ANALİZ - Kuzey Suriye’de neler oluyor?

- Ortadoğu uzmanı Oytun Orhan Halep'in Rusya desteğindeki rejim tarafından kuşatılmasını, YPG öncülüğündeki Suriye Demokratik Güçleri’nin Münbiç’i DAEŞ’ten almasını, Haseke’de rejim güçleriyle YPG arasındaki çatışmaları ve muhaliflerin Çobanbey'i DAEŞ’ten almasını, Türkiye-Rusya ilişkilerindeki...

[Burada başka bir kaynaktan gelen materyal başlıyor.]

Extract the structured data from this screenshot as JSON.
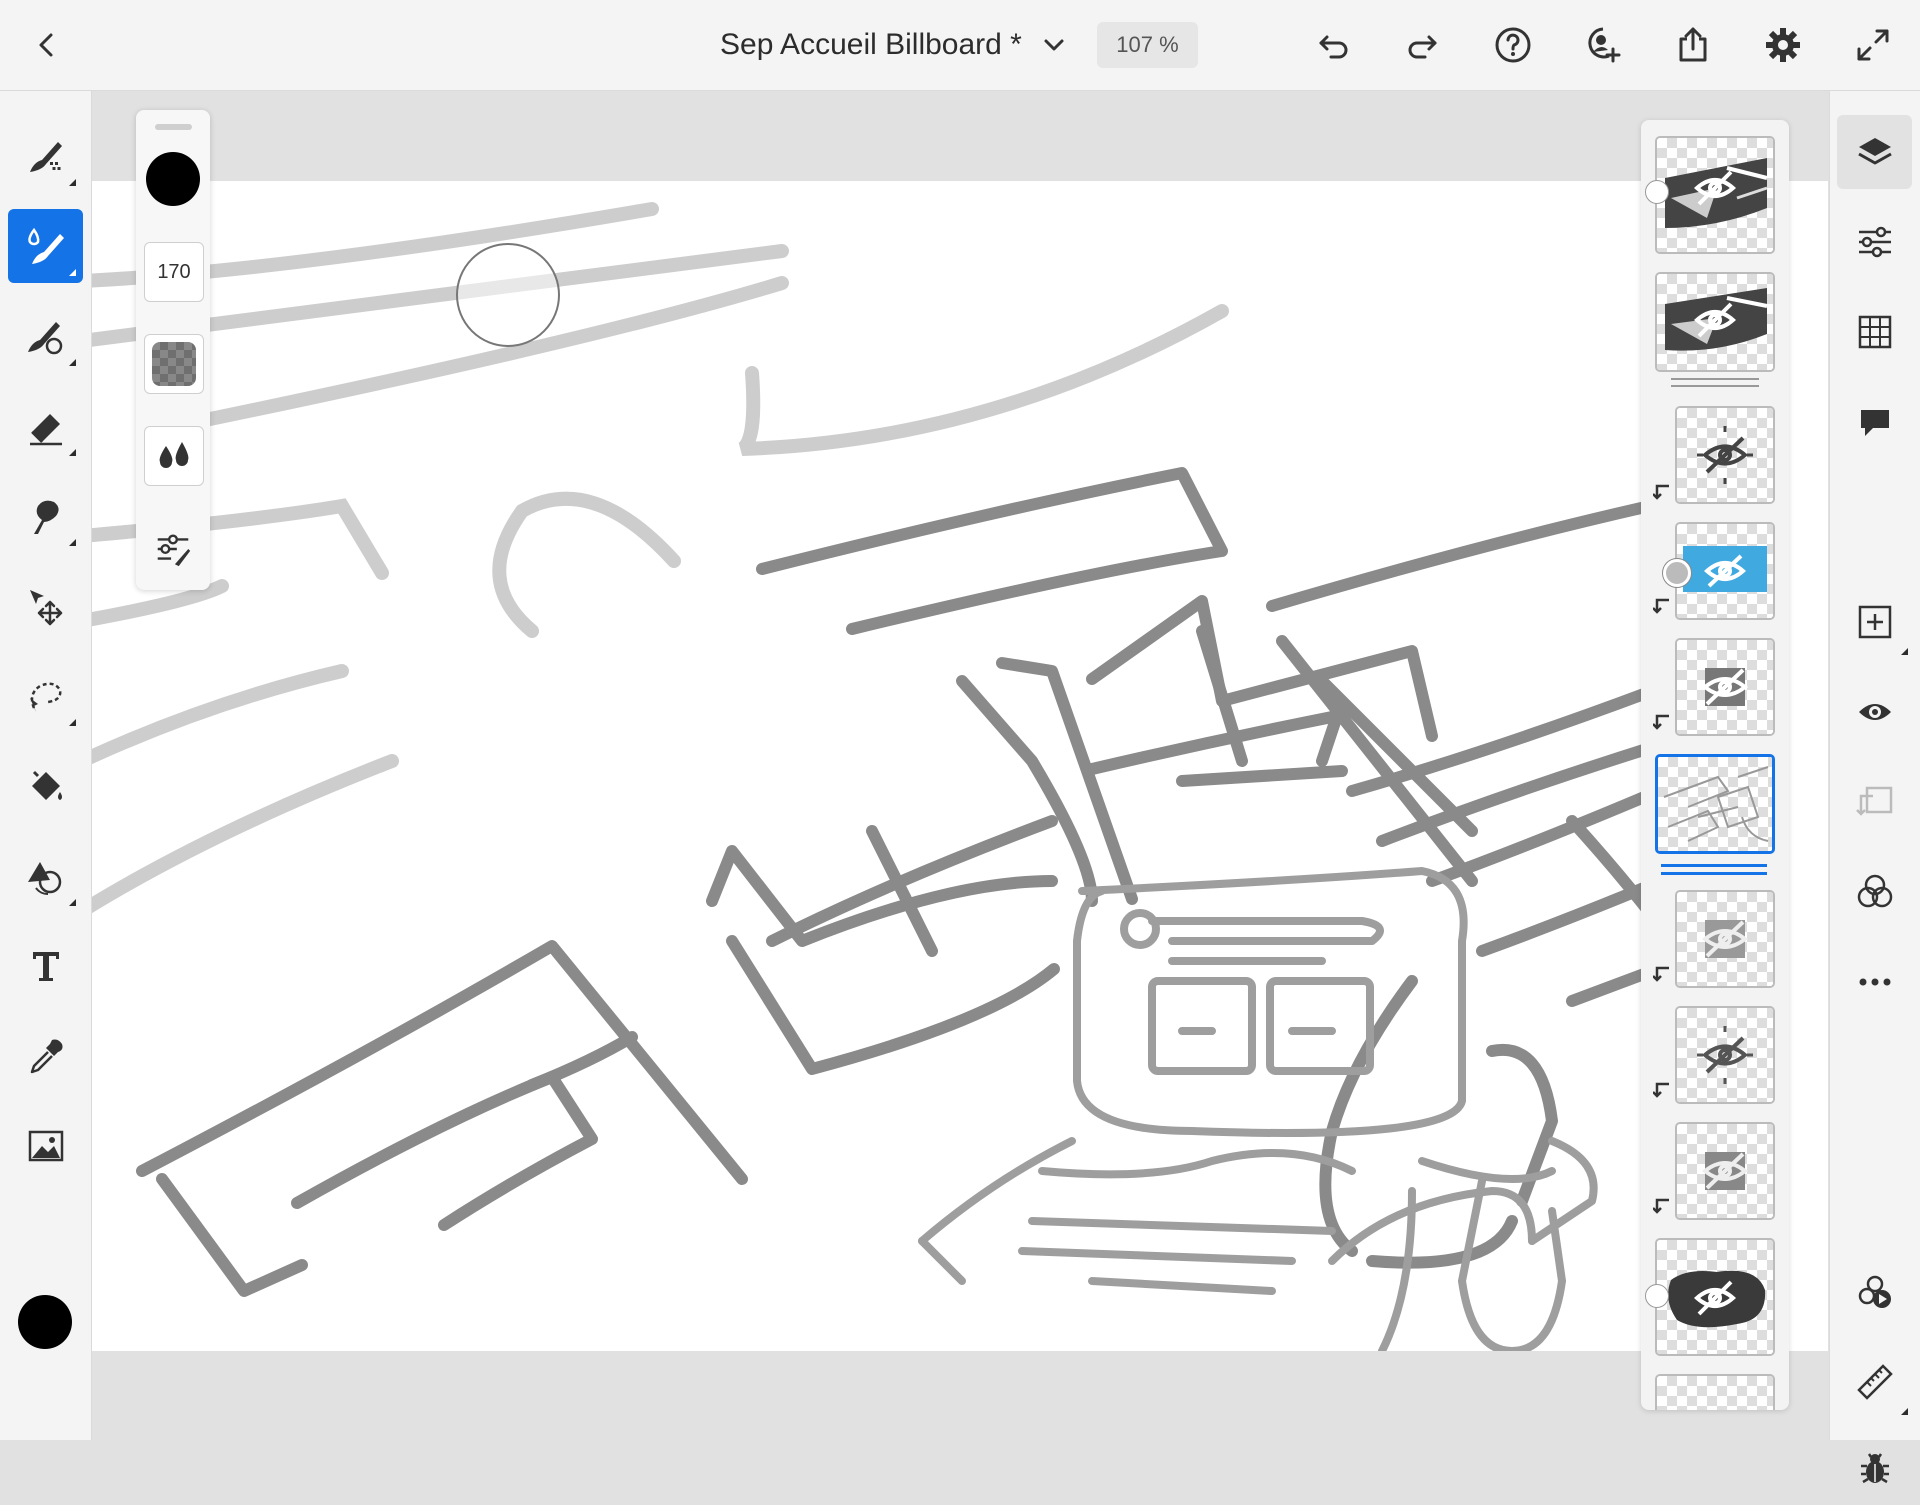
{
  "topbar": {
    "document_title": "Sep Accueil Billboard *",
    "zoom": "107 %",
    "icons": [
      "back-icon",
      "chevron-down-icon",
      "undo-icon",
      "redo-icon",
      "help-icon",
      "invite-icon",
      "share-icon",
      "settings-icon",
      "fullscreen-icon"
    ]
  },
  "left_toolbar": {
    "tools": [
      "pixel-brush",
      "vector-brush",
      "mixer-brush",
      "eraser",
      "smudge",
      "transform",
      "selection",
      "fill",
      "shapes",
      "type",
      "eyedropper",
      "place-image"
    ],
    "active_tool": "vector-brush",
    "current_color": "#000000"
  },
  "brush_properties": {
    "color": "#000000",
    "size": "170"
  },
  "layers": {
    "count_visible": 11,
    "selected_index": 5
  },
  "right_toolbar": {
    "tools": [
      "layers",
      "layer-properties",
      "grid",
      "comments",
      "add-layer",
      "visibility",
      "clipping-mask",
      "blend-modes",
      "more",
      "livestream",
      "ruler",
      "debug"
    ],
    "active_tool": "layers"
  },
  "colors": {
    "accent": "#1473e6",
    "highlight_layer": "#3fa9e0"
  }
}
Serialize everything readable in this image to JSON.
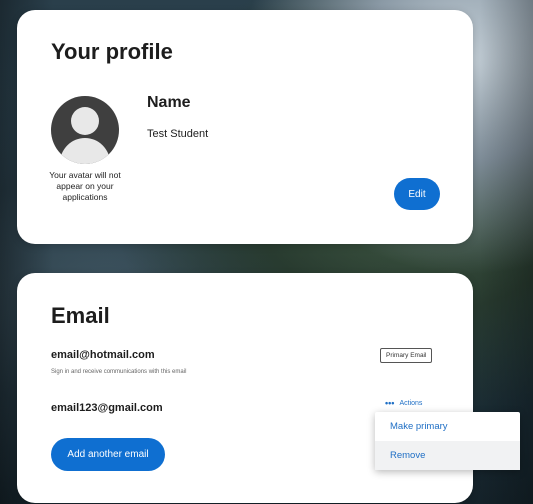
{
  "profile": {
    "title": "Your profile",
    "avatar_note": "Your avatar will not appear on your applications",
    "name_label": "Name",
    "name_value": "Test Student",
    "edit_label": "Edit"
  },
  "email": {
    "title": "Email",
    "primary_email": "email@hotmail.com",
    "primary_note": "Sign in and receive communications with this email",
    "primary_badge": "Primary Email",
    "secondary_email": "email123@gmail.com",
    "actions_dots": "•••",
    "actions_label": "Actions",
    "add_button": "Add another email"
  },
  "actions_menu": {
    "items": [
      {
        "label": "Make primary"
      },
      {
        "label": "Remove"
      }
    ]
  },
  "icons": {
    "avatar": "default-avatar-icon",
    "actions": "ellipsis-icon"
  },
  "colors": {
    "accent": "#0f6fd1",
    "link": "#1f6fc5",
    "card_bg": "#ffffff",
    "avatar_bg": "#3f3f3f"
  }
}
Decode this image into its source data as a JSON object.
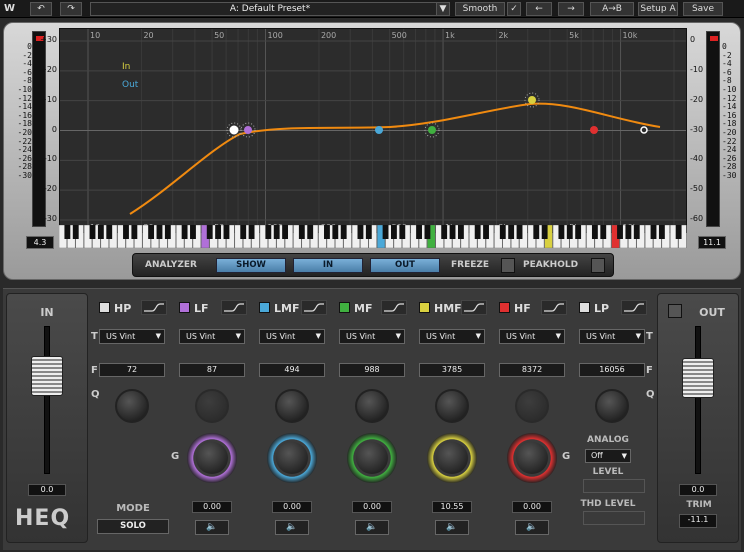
{
  "toolbar": {
    "undo_icon": "undo-icon",
    "redo_icon": "redo-icon",
    "preset_name": "A: Default Preset*",
    "smooth_label": "Smooth",
    "smooth_checked": true,
    "ab_label": "A→B",
    "setup_label": "Setup A",
    "save_label": "Save"
  },
  "meters": {
    "scale": [
      "0",
      "-2",
      "-4",
      "-6",
      "-8",
      "-10",
      "-12",
      "-14",
      "-16",
      "-18",
      "-20",
      "-22",
      "-24",
      "-26",
      "-28",
      "-30"
    ],
    "in_value": "4.3",
    "out_value": "11.1"
  },
  "graph": {
    "db_ticks_left": [
      "+30",
      "+20",
      "+10",
      "0",
      "-10",
      "-20",
      "-30"
    ],
    "db_ticks_right": [
      "0",
      "-10",
      "-20",
      "-30",
      "-40",
      "-50",
      "-60"
    ],
    "freq_ticks": [
      "10",
      "20",
      "50",
      "100",
      "200",
      "500",
      "1k",
      "2k",
      "5k",
      "10k"
    ],
    "legend_in": "In",
    "legend_out": "Out"
  },
  "analyzer": {
    "label": "ANALYZER",
    "show_label": "SHOW",
    "in_label": "IN",
    "out_label": "OUT",
    "freeze_label": "FREEZE",
    "peakhold_label": "PEAKHOLD"
  },
  "in_panel": {
    "title": "IN",
    "value": "0.0",
    "logo": "HEQ"
  },
  "out_panel": {
    "title": "OUT",
    "value": "0.0",
    "trim_label": "TRIM",
    "trim_value": "-11.1"
  },
  "row_labels": {
    "t": "T",
    "f": "F",
    "q": "Q",
    "g": "G"
  },
  "mode": {
    "label": "MODE",
    "value": "SOLO"
  },
  "analog": {
    "label": "ANALOG",
    "value": "Off",
    "level_label": "LEVEL",
    "thd_label": "THD LEVEL"
  },
  "bands": [
    {
      "name": "HP",
      "color": "#dddddd",
      "type": "US Vint",
      "freq": "72",
      "gain": "",
      "q_enabled": true
    },
    {
      "name": "LF",
      "color": "#b070d8",
      "type": "US Vint",
      "freq": "87",
      "gain": "0.00",
      "q_enabled": false
    },
    {
      "name": "LMF",
      "color": "#4aa8d8",
      "type": "US Vint",
      "freq": "494",
      "gain": "0.00",
      "q_enabled": true
    },
    {
      "name": "MF",
      "color": "#40b040",
      "type": "US Vint",
      "freq": "988",
      "gain": "0.00",
      "q_enabled": true
    },
    {
      "name": "HMF",
      "color": "#d8d040",
      "type": "US Vint",
      "freq": "3785",
      "gain": "10.55",
      "q_enabled": true
    },
    {
      "name": "HF",
      "color": "#e03030",
      "type": "US Vint",
      "freq": "8372",
      "gain": "0.00",
      "q_enabled": false
    },
    {
      "name": "LP",
      "color": "#dddddd",
      "type": "US Vint",
      "freq": "16056",
      "gain": "",
      "q_enabled": true
    }
  ]
}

ANKARA (AA) - OYTUN ORHAN - Suriye iç savaşının en sıcak bölgesi olan kuzey cephesinde, birbiriyle doğrudan bağlantılı ve paralel şekilde gelişen olaylar yaşanıyor. Bu gelişmelerden ilki ve en önemlisi Halep şehrinin Rusya desteğindeki rejim tarafından kuşatma altına alınma çabaları. İkinci önemli gelişme PKK/YPG öncülüğündeki Suriye Demokratik Güçleri’nin (SDG) Münbiç’i DAEŞ’ten alması. Üçüncüsü Haseke’de rejime bağlı güçler ile YPG/Asayiş arasında yaşanan sıcak çatışmalar ve rejimin Haseke’de YPG’ye ait hedefleri havadan vurması. Dördüncü ve son gelişme ise Türkmenler ve Özgür Ordu’ya bağlı grupların Azaz-Cerablus hattında DAEŞ’e karşı ilerleme çabaları ve Çobanbey’in DAEŞ’ten geri alınması. Bütün bunlara paralel bir diğer süreç Türkiye-Rusya ilişkilerinin iyileştirilmesi çabaları ve İran’ın da katılımıyla üç ülkenin Suriye konusunda işbirliğine gidebilecekleri yönünde verdikleri mesajlar. Bu kısa yazıda Kuzey Suriye’de yaşanan bu dört kritik gelişme ayrı olarak ele alınacak ve bu gelişmeler Türkiye, Rusya ve İran’ın Suriye konusunda olası işbirliği çerçevesinde değerlendirilecektir.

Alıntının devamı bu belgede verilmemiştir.